The young woman’s confession in that interview seems to me to speak more to a deeper and more silent dilemma of intimacy for the diasporic subject, a wound in the experience of kinship itself. Kinship, after all, is all about determining who is a stranger and who is not. It is generally agreed, certainly in Western cultures, that the social norm of marrying outside one’s community, clan, or tribe produces biological, economic, and cultural advantages. (Anthropologists call this
exogamy.) The injunction to marry outside one’s bloodline to ensure genetic diversity and create social alliances, however, takes on different and confusing meanings when your clan or community has been truncated or displaced, at once insular and under assault.
For many immigrant communities, marriage within one’s ethnic group (
endogamy) ensures cultural and familial continuity in the face of fragmenting, geographic dispersal. Here, then, is the double bind for the racialized minority: marrying out means selling out, while marrying in can feel like giving in to conservative familial demands on the one hand and xenophobic prohibition on the other. Only within the peculiarities of American racial dynamics can traditional, racist white anxiety about miscegenation find a ready ally with traditional Asian family values. Both sides apply patriarchal and racial restrictions within which the Asian American woman must navigate.
Love can be challenging. Add being Asian and a woman in America, and you get a vexing picture. As Cathy Park Hong sums it up in
Minor Feelings, “In the popular imagination, Asian Americans inhabit a vague purgatorial status . . . distrusted by African Americans, ignored by whites, unless we’re being used by whites to keep the black man down.” Used as pawns in the game of racial divisiveness, Asian Americans are often despised for their reputed adjacency to whiteness and economic privileges. In a 2012 study, the psychologist Susan Fiske showed that most Americans rate Asians and Asian Americans as highly “competent” or “intelligent,” but almost all found the latter to be “cold” or “not warm”—that is, unloved and unlovable. The result is not surprising, especially since the very terms of the survey (“competence” and “likability”) already scripted the yardstick against which Asianness gets judged.

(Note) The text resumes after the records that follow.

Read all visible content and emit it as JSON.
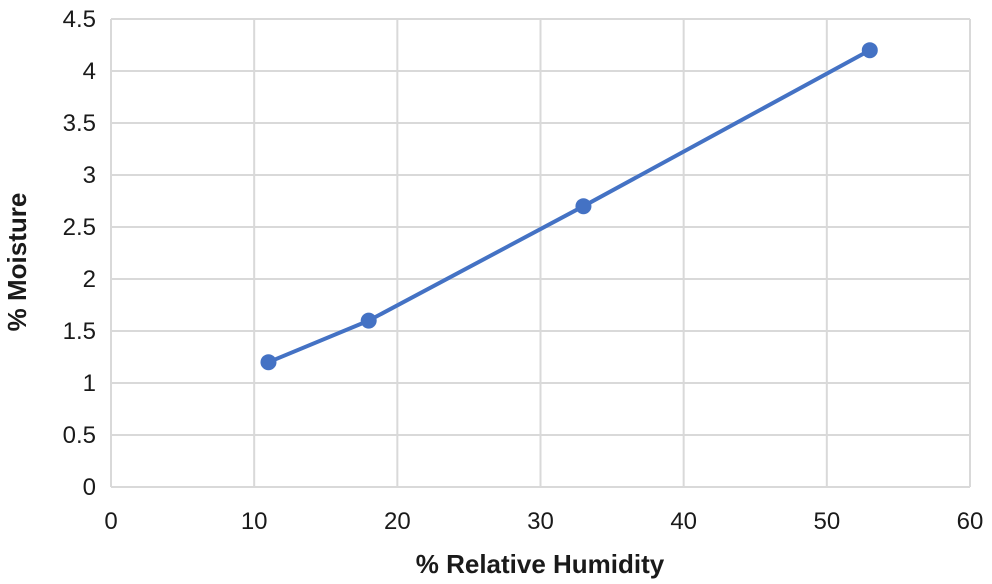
{
  "chart_data": {
    "type": "line",
    "title": "",
    "xlabel": "% Relative Humidity",
    "ylabel": "% Moisture",
    "xlim": [
      0,
      60
    ],
    "ylim": [
      0,
      4.5
    ],
    "x_ticks": [
      "0",
      "10",
      "20",
      "30",
      "40",
      "50",
      "60"
    ],
    "y_ticks": [
      "0",
      "0.5",
      "1",
      "1.5",
      "2",
      "2.5",
      "3",
      "3.5",
      "4",
      "4.5"
    ],
    "grid": true,
    "legend": "none",
    "series": [
      {
        "color": "#4472c4",
        "x": [
          11,
          18,
          33,
          53
        ],
        "y": [
          1.2,
          1.6,
          2.7,
          4.2
        ]
      }
    ]
  }
}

The Asian American woman would seem to fare better than her male counterpart on the likability scale. She at least can claim access to the idea of erotic or exotic appeal. But this privilege also spells her downfall. At once the lotus blossom and the dragon lady, the celestial being and the pestilential prostitute (according to nineteenth-century immigration laws), Asian beauty in America is, historically and now, an ugly business. To this day, the Asian American woman occupies a weird place in the American racial imaginary: she has absorbed centuries of the most blatant racist and sexist projections, yet she hardly registers in the public consciousness as a minority, much less a figure who has suffered discrimination.
The writer David Xu Borgonjon once wryly observed, “You can only be Asian outside of Asia.” For the Asian American woman, I would add, she can be neither wholly Asian nor wholly American. Seen as both a prize and a liability, she is caught between sets of double elimination that make the question of love—and the stranger-versus-family distinction—confounding, even perilous.